29 de outubro de 2008

Será que é assim?

Suponhamos uma família pobre e uma criança nela habitando. Não há comida. Para a criança, há sensação desagradável que logo cedo chama de fome e vontade de comer. Não há avaliação. Há reclamos, choramingos, que a depender da mãe, da família, recebe porrada ou compreensão, pequenas e poucas palavras de afago para que possa suportar a dor. Engana-se o estômago. papel ou barro. Não há explicação. A criança sente. Sente e reclama. É do vivo sentir. Não há explicação. Não há transcendência. A criança vive na imanência das sensações e dos seus efeitos corporais. Alguém então diz: você nasceu para o sofrimento. É uma explicação. O mundo das idéias começa a ser habitado. Nasceu para o sofrimento. Mas no plano do corpo não há sofrimento, há sensações. A própria sensação da fome.
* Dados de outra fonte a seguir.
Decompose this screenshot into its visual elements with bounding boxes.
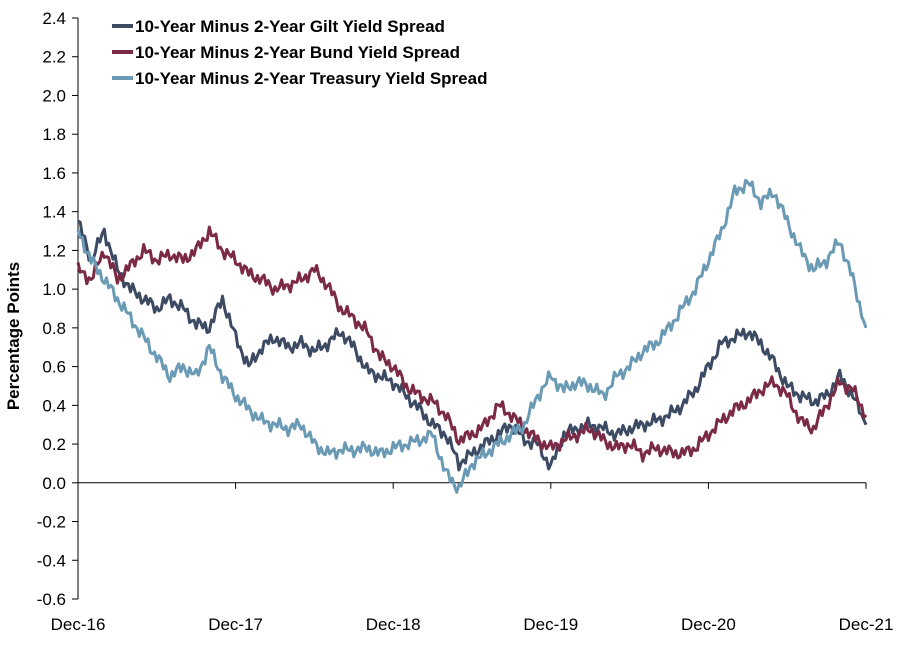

Um vazio, um silêncio. Algo dentro que se filia a um fora que rápido pode ser esquecido levado pelo brinquedo. Mas os adultos podem derramar desde cedo nos ouvidos das crianças transcendências, explicações. Normalmente é assim. E normalmente derramam uma explicação negativa da vida, derramam uma linguagem negativa da existência: um mar de dor e sofrimento. Mas trata-se apenas de uma explicação, de uma transcendência, de uma composição de idéias. E tudo isso a golpes de quê? Às vezes de força, às vezes de ritornelos laureados de carinho e lamentos. Produz-se e socializa-se um modo negativo de sentir a vida e de vivê-la.

2 comentários:

Salomão Santana disse...

Gostei bom, muito bom.

Kleber disse...

eis que meus olhos pousaram em um texto sem órgãos. tudo que está no corpo da postagem, parece encaminhar para uma sentença. entretanto, aquilo que chama para o texto, seu título, se dá como uma problematização. "será que é assim?". não penso que haja aí uma abertura para uma incerteza. leio como uma força que clama para que se atente às experimentações, para o fazer cotidiano, para as nossas ditas práticas. assim é um texto amigo; não porque nele se estabelece uma política de identidades, mas porque com ele é possível produzir diferença. uma bela imagem, a qual Maurício nos convida (provoca) a atravessar. abraço!